O trabalho de startups brasileiras mostra que existe espaço para abordagens criativas na hora de vender livros - e que pensar fora da caixa pode gerar lucros. Entre os modelos já consagrados está o da Tag Livros, clube de livros criado em Porto Alegre, em 2014, e que prevê faturar R$ 26 milhões em 2018 - valor equivalente a cerca de um décimo da receita estimada pelo mercado para a Livraria Cultura (a empresa deixou de divulgar dados em 2016).

Gustavo Lembert, sócio-fundador da Tag, engrossa o coro dos que defendem que a crise que as livrarias é de canal de venda, e não de falta de leitores. "Ainda vemos grande demanda por livros", diz o empreendedor. Ele defende a aproximação direta com os leitores: "O contato com nossos leitores rompe a lógica historicamente praticada pelas editoras, que viam as livrarias, e não o leitor, como seus clientes. As dificuldades da Saraiva e da Cultura vão obrigar as editoras a mudarem de pensamento."

A Ubook é outro exemplo de empresa que detectou uma demanda que os grupos estabelecidos do mercado editorial jamais conseguiram desenvolver no Brasil: os livros em áudio. O presidente da Ubook, Flávio Osso, diz que resolveu investir no negócio depois de detectar que as pessoas gostariam de ler mais, mas não faziam isso por falta de tempo. Disponível por meio de um aplicativo, o Ubook mantém parceria com grandes editoras e também produz conteúdos exclusivos, encomendados conforme a demanda percebidas entre os clientes.

Entre as editoras parcerias da Ubook está a Todavia. Criada em 2017, a Todavia já nasceu antenada com as novas formas de comercialização: mantém um site de vendas diretas de seus títulos e se associou à startup por acreditar que o livro pode chegar ao consumidor em diferentes formatos. "O varejo passa por uma transformação muito importante, e acreditamos que o audiobook é um formato viável, uma nova forma de as narrativas chegarem às pessoa", diz Marcelo Levy, diretor comercial da editora.

Criada em 2014, a Ubook tem hoje 6 milhões de usuários ativos e aproximadamente 25 mil livros disponíveis em inglês, espanhol e português. "O nosso modelo de audiolivro é complementar a outras formas de literatura. Não acreditamos que iremos substituir outros formatos. Até porque, em alguns momentos, como em frente a uma lareira, em um momento de descanso, é difícil substituir o livro tradicional."

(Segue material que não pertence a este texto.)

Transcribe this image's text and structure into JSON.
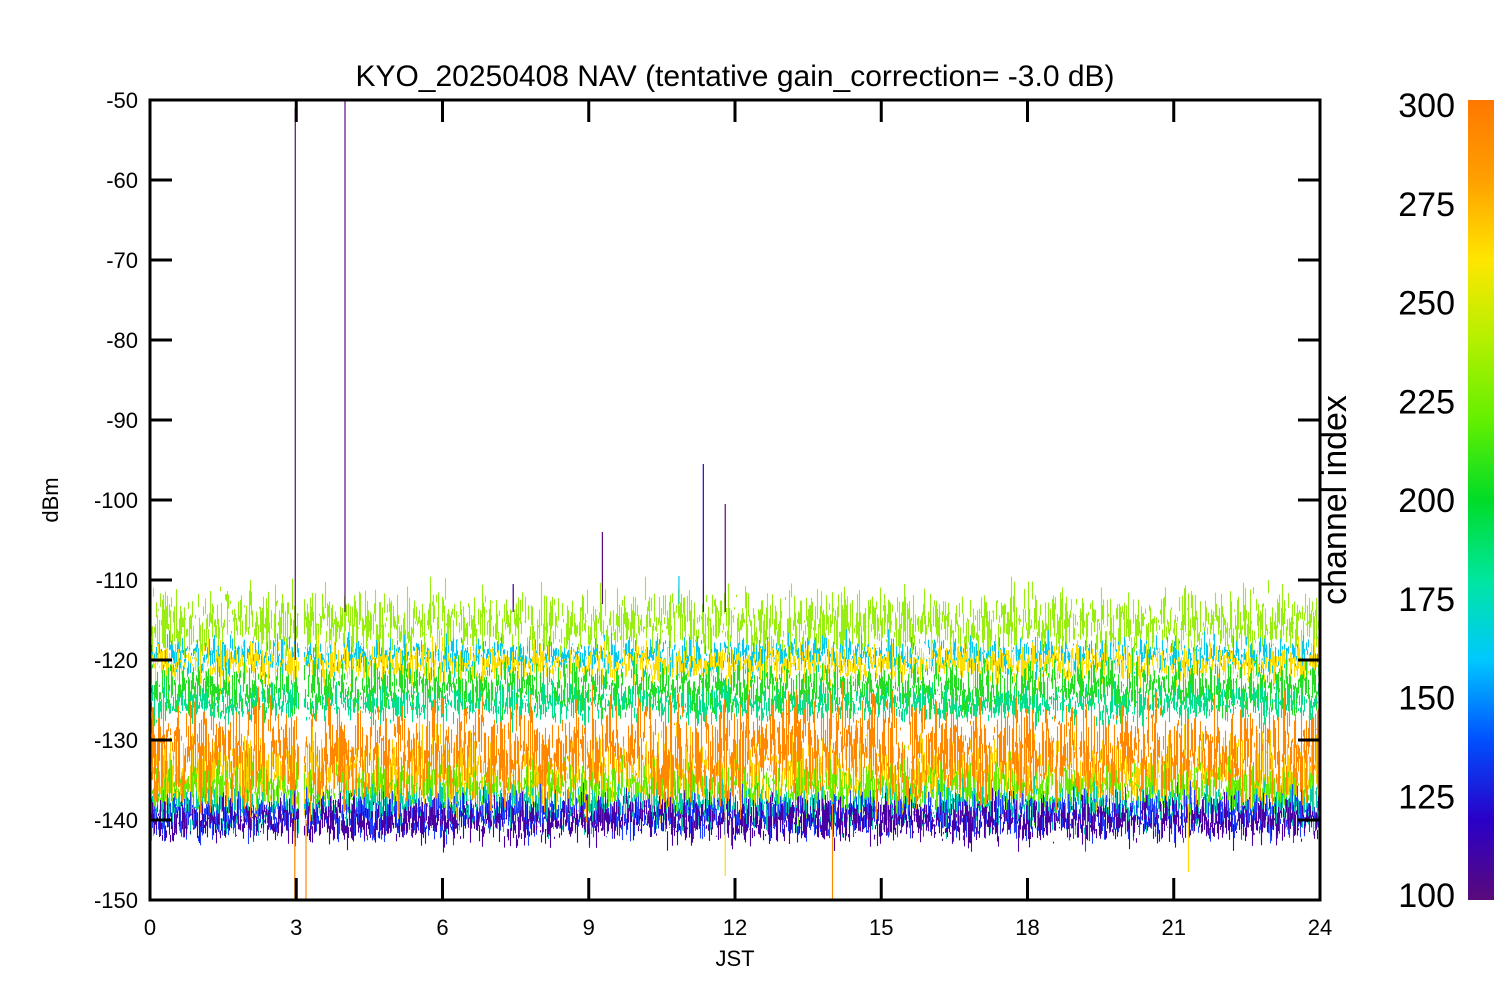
{
  "chart_data": {
    "type": "scatter",
    "title": "KYO_20250408 NAV (tentative gain_correction= -3.0 dB)",
    "xlabel": "JST",
    "ylabel": "dBm",
    "xlim": [
      0,
      24
    ],
    "ylim": [
      -150,
      -50
    ],
    "xticks": [
      "0",
      "3",
      "6",
      "9",
      "12",
      "15",
      "18",
      "21",
      "24"
    ],
    "yticks": [
      "-50",
      "-60",
      "-70",
      "-80",
      "-90",
      "-100",
      "-110",
      "-120",
      "-130",
      "-140",
      "-150"
    ],
    "grid": false,
    "data_gap": {
      "x_start": 3.05,
      "x_end": 3.15
    },
    "colorbar": {
      "label": "channel index",
      "range": [
        100,
        300
      ],
      "ticks": [
        "300",
        "275",
        "250",
        "225",
        "200",
        "175",
        "150",
        "125",
        "100"
      ],
      "colors": [
        "#5a0a7a",
        "#2a00c8",
        "#0050ff",
        "#00c8ff",
        "#00e6a0",
        "#00dc28",
        "#64f000",
        "#b4f000",
        "#ffe600",
        "#ffa000",
        "#ff7800"
      ]
    },
    "series": [
      {
        "channel": 255,
        "color": "#99ee11",
        "center": -115.5,
        "spread": 2.2
      },
      {
        "channel": 180,
        "color": "#00c8f0",
        "center": -119.5,
        "spread": 1.2
      },
      {
        "channel": 272,
        "color": "#ffdd00",
        "center": -120.5,
        "spread": 1.3
      },
      {
        "channel": 225,
        "color": "#22dd22",
        "center": -123.5,
        "spread": 1.8
      },
      {
        "channel": 215,
        "color": "#00e08c",
        "center": -125.5,
        "spread": 1.2
      },
      {
        "channel": 265,
        "color": "#ffd000",
        "center": -134.0,
        "spread": 2.5
      },
      {
        "channel": 240,
        "color": "#66ee00",
        "center": -136.0,
        "spread": 1.8
      },
      {
        "channel": 200,
        "color": "#00ccaa",
        "center": -138.5,
        "spread": 1.5
      },
      {
        "channel": 135,
        "color": "#2040ff",
        "center": -139.5,
        "spread": 1.5
      },
      {
        "channel": 110,
        "color": "#4a00a0",
        "center": -140.0,
        "spread": 1.5
      },
      {
        "channel": 295,
        "color": "#ff8800",
        "center": -131.5,
        "spread": 3.5
      }
    ],
    "spikes": [
      {
        "x": 2.98,
        "y_top": -51,
        "y_bottom": -120,
        "color": "#5a0a7a"
      },
      {
        "x": 4.0,
        "y_top": -50,
        "y_bottom": -114,
        "color": "#5a0a7a"
      },
      {
        "x": 7.45,
        "y_top": -110.5,
        "y_bottom": -114,
        "color": "#4a00a0"
      },
      {
        "x": 9.28,
        "y_top": -104,
        "y_bottom": -113,
        "color": "#5a0a7a"
      },
      {
        "x": 10.85,
        "y_top": -109.5,
        "y_bottom": -113,
        "color": "#00c8f0"
      },
      {
        "x": 11.35,
        "y_top": -95.5,
        "y_bottom": -114,
        "color": "#2a00c8"
      },
      {
        "x": 11.8,
        "y_top": -100.5,
        "y_bottom": -114,
        "color": "#5a0a7a"
      },
      {
        "x": 2.97,
        "y_top": -140,
        "y_bottom": -150,
        "color": "#ff8800"
      },
      {
        "x": 3.2,
        "y_top": -140,
        "y_bottom": -150,
        "color": "#ff8800"
      },
      {
        "x": 14.0,
        "y_top": -138,
        "y_bottom": -150,
        "color": "#ff8800"
      },
      {
        "x": 11.8,
        "y_top": -138,
        "y_bottom": -147,
        "color": "#ffdd00"
      },
      {
        "x": 21.3,
        "y_top": -138,
        "y_bottom": -146.5,
        "color": "#ffdd00"
      },
      {
        "x": 24.0,
        "y_top": -138,
        "y_bottom": -145.5,
        "color": "#22dd22"
      }
    ]
  }
}
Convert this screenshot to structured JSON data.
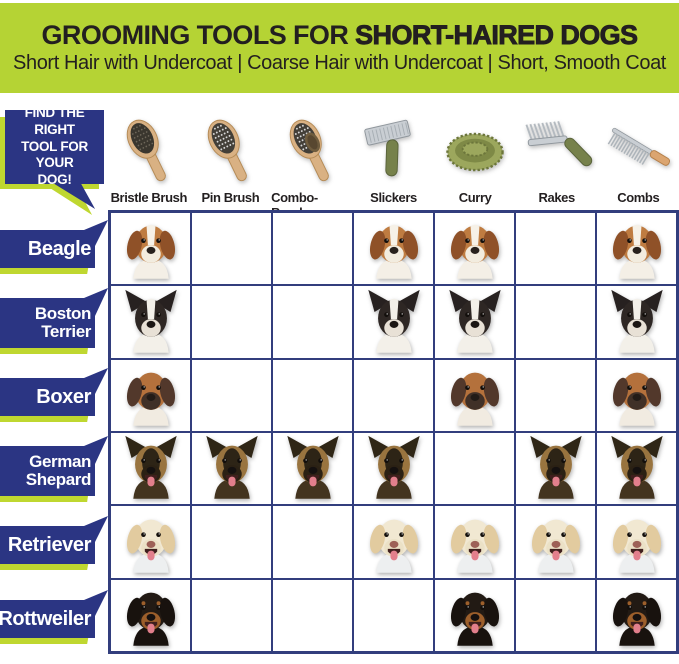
{
  "header": {
    "title_prefix": "GROOMING TOOLS FOR ",
    "title_bold": "SHORT-HAIRED DOGS",
    "subtitle": "Short Hair with Undercoat | Coarse Hair with Undercoat | Short, Smooth Coat"
  },
  "callout": {
    "text": "FIND THE RIGHT\nTOOL FOR YOUR\nDOG!"
  },
  "palette": {
    "banner_green": "#b5d334",
    "accent_green": "#bfd730",
    "navy": "#2b3583",
    "grid_line": "#323e7d",
    "text_dark": "#231f20",
    "label_text_white": "#ffffff"
  },
  "tool_art": {
    "wood": "#d9b183",
    "wood_dark": "#b48a55",
    "metal": "#c9ced3",
    "metal_dark": "#8f969c",
    "green": "#76814b",
    "green_dark": "#59633a",
    "curry_light": "#9ca75d",
    "curry_mid": "#7e8946",
    "curry_dark": "#6c763b",
    "handle_wood": "#dba570"
  },
  "tools": [
    {
      "label": "Bristle Brush",
      "type": "bristle",
      "icon": "bristle-brush-icon"
    },
    {
      "label": "Pin Brush",
      "type": "pin",
      "icon": "pin-brush-icon"
    },
    {
      "label": "Combo-Brush",
      "type": "combo",
      "icon": "combo-brush-icon"
    },
    {
      "label": "Slickers",
      "type": "slicker",
      "icon": "slicker-brush-icon"
    },
    {
      "label": "Curry",
      "type": "curry",
      "icon": "curry-brush-icon"
    },
    {
      "label": "Rakes",
      "type": "rake",
      "icon": "rake-icon"
    },
    {
      "label": "Combs",
      "type": "comb",
      "icon": "comb-icon"
    }
  ],
  "breeds": [
    {
      "label": "Beagle",
      "lines": "Beagle",
      "art": {
        "ear": "floppy",
        "earC": "#8f5128",
        "head": "#bf7c41",
        "blaze": "#f6f1e7",
        "muzzle": "#f2ecdf",
        "nose": "#27211d",
        "chest": "#f4efe6",
        "tongue": false
      }
    },
    {
      "label": "Boston Terrier",
      "lines": "Boston\nTerrier",
      "art": {
        "ear": "pointy",
        "earC": "#272120",
        "head": "#2e2724",
        "blaze": "#f3f0e9",
        "muzzle": "#e8e1d6",
        "nose": "#1b1614",
        "chest": "#f3f0e9",
        "tongue": false
      }
    },
    {
      "label": "Boxer",
      "lines": "Boxer",
      "art": {
        "ear": "floppy",
        "earC": "#52382b",
        "head": "#b4713c",
        "blaze": "",
        "muzzle": "#403027",
        "nose": "#221b17",
        "chest": "#f1ebe1",
        "tongue": false
      }
    },
    {
      "label": "German Shepard",
      "lines": "German\nShepard",
      "art": {
        "ear": "pointy",
        "earC": "#2f2616",
        "head": "#99743f",
        "mask": "#2d2416",
        "blaze": "",
        "muzzle": "#2b2114",
        "nose": "#151110",
        "chest": "#43341f",
        "tongue": true
      }
    },
    {
      "label": "Retriever",
      "lines": "Retriever",
      "art": {
        "ear": "floppy",
        "earC": "#e2cb9f",
        "head": "#f1e8d2",
        "blaze": "",
        "muzzle": "#ebe1c6",
        "nose": "#9d6157",
        "chest": "#edeff0",
        "tongue": true
      }
    },
    {
      "label": "Rottweiler",
      "lines": "Rottweiler",
      "art": {
        "ear": "floppy",
        "earC": "#18120e",
        "head": "#221a14",
        "blaze": "",
        "muzzle": "#9d5f2b",
        "nose": "#161110",
        "chest": "#18120e",
        "tongue": true,
        "brow": "#9d5f2b"
      }
    }
  ],
  "chart_data": {
    "type": "table",
    "title": "GROOMING TOOLS FOR SHORT-HAIRED DOGS",
    "subtitle": "Short Hair with Undercoat | Coarse Hair with Undercoat | Short, Smooth Coat",
    "columns": [
      "Bristle Brush",
      "Pin Brush",
      "Combo-Brush",
      "Slickers",
      "Curry",
      "Rakes",
      "Combs"
    ],
    "rows": [
      "Beagle",
      "Boston Terrier",
      "Boxer",
      "German Shepard",
      "Retriever",
      "Rottweiler"
    ],
    "cell_marker": "dog-head-image (presence = recommended tool)",
    "matrix": [
      [
        1,
        0,
        0,
        1,
        1,
        0,
        1
      ],
      [
        1,
        0,
        0,
        1,
        1,
        0,
        1
      ],
      [
        1,
        0,
        0,
        0,
        1,
        0,
        1
      ],
      [
        1,
        1,
        1,
        1,
        0,
        1,
        1
      ],
      [
        1,
        0,
        0,
        1,
        1,
        1,
        1
      ],
      [
        1,
        0,
        0,
        0,
        1,
        0,
        1
      ]
    ]
  }
}
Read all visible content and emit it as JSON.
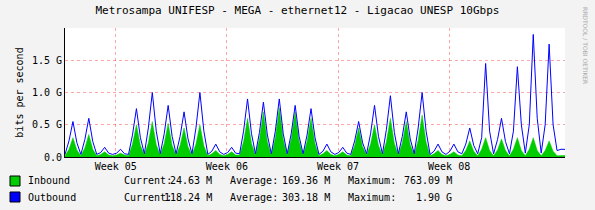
{
  "chart_data": {
    "type": "line",
    "title": "Metrosampa UNIFESP - MEGA - ethernet12 - Ligacao UNESP 10Gbps",
    "y_label": "bits per second",
    "watermark": "RRDTOOL / TOBI OETIKER",
    "xlim": [
      0,
      31.5
    ],
    "xticks": [
      {
        "value": 3.2,
        "label": "Week 05"
      },
      {
        "value": 10.2,
        "label": "Week 06"
      },
      {
        "value": 17.2,
        "label": "Week 07"
      },
      {
        "value": 24.2,
        "label": "Week 08"
      }
    ],
    "ylim": [
      0,
      2000000000.0
    ],
    "yticks": [
      {
        "value": 0,
        "label": "0.0"
      },
      {
        "value": 500000000.0,
        "label": "0.5 G"
      },
      {
        "value": 1000000000.0,
        "label": "1.0 G"
      },
      {
        "value": 1500000000.0,
        "label": "1.5 G"
      }
    ],
    "grid": true,
    "x": [
      0,
      0.25,
      0.5,
      0.75,
      1,
      1.25,
      1.5,
      1.75,
      2,
      2.25,
      2.5,
      2.75,
      3,
      3.25,
      3.5,
      3.75,
      4,
      4.25,
      4.5,
      4.75,
      5,
      5.25,
      5.5,
      5.75,
      6,
      6.25,
      6.5,
      6.75,
      7,
      7.25,
      7.5,
      7.75,
      8,
      8.25,
      8.5,
      8.75,
      9,
      9.25,
      9.5,
      9.75,
      10,
      10.25,
      10.5,
      10.75,
      11,
      11.25,
      11.5,
      11.75,
      12,
      12.25,
      12.5,
      12.75,
      13,
      13.25,
      13.5,
      13.75,
      14,
      14.25,
      14.5,
      14.75,
      15,
      15.25,
      15.5,
      15.75,
      16,
      16.25,
      16.5,
      16.75,
      17,
      17.25,
      17.5,
      17.75,
      18,
      18.25,
      18.5,
      18.75,
      19,
      19.25,
      19.5,
      19.75,
      20,
      20.25,
      20.5,
      20.75,
      21,
      21.25,
      21.5,
      21.75,
      22,
      22.25,
      22.5,
      22.75,
      23,
      23.25,
      23.5,
      23.75,
      24,
      24.25,
      24.5,
      24.75,
      25,
      25.25,
      25.5,
      25.75,
      26,
      26.25,
      26.5,
      26.75,
      27,
      27.25,
      27.5,
      27.75,
      28,
      28.25,
      28.5,
      28.75,
      29,
      29.25,
      29.5,
      29.75,
      30,
      30.25,
      30.5,
      30.75,
      31,
      31.25,
      31.5
    ],
    "series": [
      {
        "name": "Inbound",
        "type": "area",
        "color": "#00cc00",
        "stats": [
          {
            "label": "Current:",
            "value": "24.63 M"
          },
          {
            "label": "Average:",
            "value": "169.36 M"
          },
          {
            "label": "Maximum:",
            "value": "763.09 M"
          }
        ],
        "values": [
          20000000.0,
          120000000.0,
          300000000.0,
          110000000.0,
          20000000.0,
          140000000.0,
          350000000.0,
          120000000.0,
          20000000.0,
          40000000.0,
          80000000.0,
          30000000.0,
          20000000.0,
          30000000.0,
          60000000.0,
          30000000.0,
          20000000.0,
          200000000.0,
          500000000.0,
          180000000.0,
          30000000.0,
          220000000.0,
          550000000.0,
          190000000.0,
          30000000.0,
          210000000.0,
          520000000.0,
          180000000.0,
          30000000.0,
          180000000.0,
          450000000.0,
          160000000.0,
          30000000.0,
          200000000.0,
          500000000.0,
          170000000.0,
          20000000.0,
          50000000.0,
          100000000.0,
          40000000.0,
          20000000.0,
          40000000.0,
          80000000.0,
          30000000.0,
          30000000.0,
          240000000.0,
          600000000.0,
          210000000.0,
          30000000.0,
          280000000.0,
          700000000.0,
          240000000.0,
          30000000.0,
          300000000.0,
          763000000.0,
          270000000.0,
          30000000.0,
          280000000.0,
          700000000.0,
          250000000.0,
          30000000.0,
          240000000.0,
          600000000.0,
          210000000.0,
          20000000.0,
          50000000.0,
          100000000.0,
          40000000.0,
          20000000.0,
          40000000.0,
          80000000.0,
          30000000.0,
          20000000.0,
          180000000.0,
          450000000.0,
          160000000.0,
          30000000.0,
          200000000.0,
          500000000.0,
          180000000.0,
          30000000.0,
          240000000.0,
          600000000.0,
          210000000.0,
          30000000.0,
          220000000.0,
          550000000.0,
          190000000.0,
          30000000.0,
          260000000.0,
          650000000.0,
          230000000.0,
          20000000.0,
          50000000.0,
          100000000.0,
          40000000.0,
          20000000.0,
          40000000.0,
          80000000.0,
          30000000.0,
          20000000.0,
          100000000.0,
          250000000.0,
          90000000.0,
          20000000.0,
          120000000.0,
          300000000.0,
          100000000.0,
          20000000.0,
          110000000.0,
          280000000.0,
          100000000.0,
          20000000.0,
          120000000.0,
          300000000.0,
          100000000.0,
          20000000.0,
          120000000.0,
          300000000.0,
          100000000.0,
          20000000.0,
          100000000.0,
          250000000.0,
          90000000.0,
          20000000.0,
          25000000.0,
          24630000.0
        ]
      },
      {
        "name": "Outbound",
        "type": "line",
        "color": "#0000ff",
        "stats": [
          {
            "label": "Current:",
            "value": "118.24 M"
          },
          {
            "label": "Average:",
            "value": "303.18 M"
          },
          {
            "label": "Maximum:",
            "value": "1.90 G"
          }
        ],
        "values": [
          40000000.0,
          250000000.0,
          550000000.0,
          220000000.0,
          40000000.0,
          270000000.0,
          600000000.0,
          240000000.0,
          40000000.0,
          70000000.0,
          150000000.0,
          60000000.0,
          40000000.0,
          60000000.0,
          120000000.0,
          50000000.0,
          40000000.0,
          340000000.0,
          750000000.0,
          300000000.0,
          50000000.0,
          450000000.0,
          1000000000.0,
          400000000.0,
          50000000.0,
          360000000.0,
          800000000.0,
          320000000.0,
          50000000.0,
          320000000.0,
          700000000.0,
          280000000.0,
          50000000.0,
          450000000.0,
          1000000000.0,
          400000000.0,
          40000000.0,
          90000000.0,
          200000000.0,
          80000000.0,
          40000000.0,
          70000000.0,
          150000000.0,
          60000000.0,
          50000000.0,
          400000000.0,
          900000000.0,
          360000000.0,
          50000000.0,
          380000000.0,
          850000000.0,
          340000000.0,
          50000000.0,
          400000000.0,
          900000000.0,
          360000000.0,
          50000000.0,
          360000000.0,
          800000000.0,
          320000000.0,
          50000000.0,
          340000000.0,
          750000000.0,
          300000000.0,
          40000000.0,
          90000000.0,
          200000000.0,
          80000000.0,
          40000000.0,
          70000000.0,
          150000000.0,
          60000000.0,
          40000000.0,
          250000000.0,
          550000000.0,
          220000000.0,
          50000000.0,
          360000000.0,
          800000000.0,
          320000000.0,
          50000000.0,
          430000000.0,
          950000000.0,
          380000000.0,
          50000000.0,
          320000000.0,
          700000000.0,
          280000000.0,
          50000000.0,
          450000000.0,
          1000000000.0,
          400000000.0,
          40000000.0,
          90000000.0,
          200000000.0,
          80000000.0,
          40000000.0,
          90000000.0,
          200000000.0,
          80000000.0,
          50000000.0,
          200000000.0,
          450000000.0,
          180000000.0,
          50000000.0,
          300000000.0,
          1450000000.0,
          400000000.0,
          50000000.0,
          270000000.0,
          600000000.0,
          240000000.0,
          50000000.0,
          400000000.0,
          1400000000.0,
          500000000.0,
          60000000.0,
          500000000.0,
          1900000000.0,
          600000000.0,
          60000000.0,
          500000000.0,
          1750000000.0,
          500000000.0,
          100000000.0,
          120000000.0,
          118240000.0
        ]
      }
    ]
  }
}
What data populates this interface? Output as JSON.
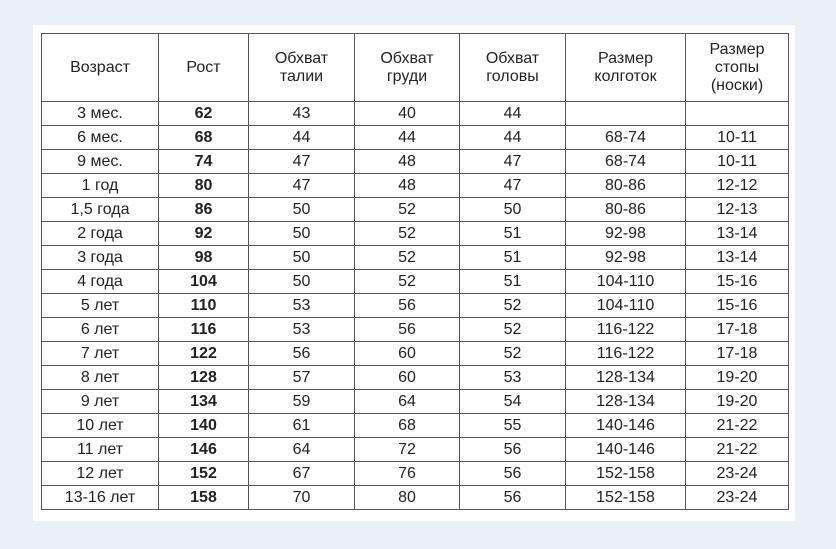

Crianças. A Storymax, fundada em 2013 por Samira Almeida, dedica-se à criação do hábito da leitura em crianças. A empreendedora Samira Almeida trabalhou em uma editora de livros infantis por 12 anos - e percebia constante queda nas vendas. Por isso, decidiu criar uma solução para trazer os livros para os celulares e tablets, cada vez mais usados pelas crianças.

Logo no início das atividades da Storymax, alguns aplicativos foram vendidos para escolas americanas. A empresa já fez parte do Google Campus (programa que seleciona startups com potencial para receber apoio do Google por um semestre) e acumula vários prêmios, incluindo dois Jabutis. A companhia não revela faturamento, mas estima ter alcançado 120 mil leitores. As informações são do jornal O Estado de S. Paulo.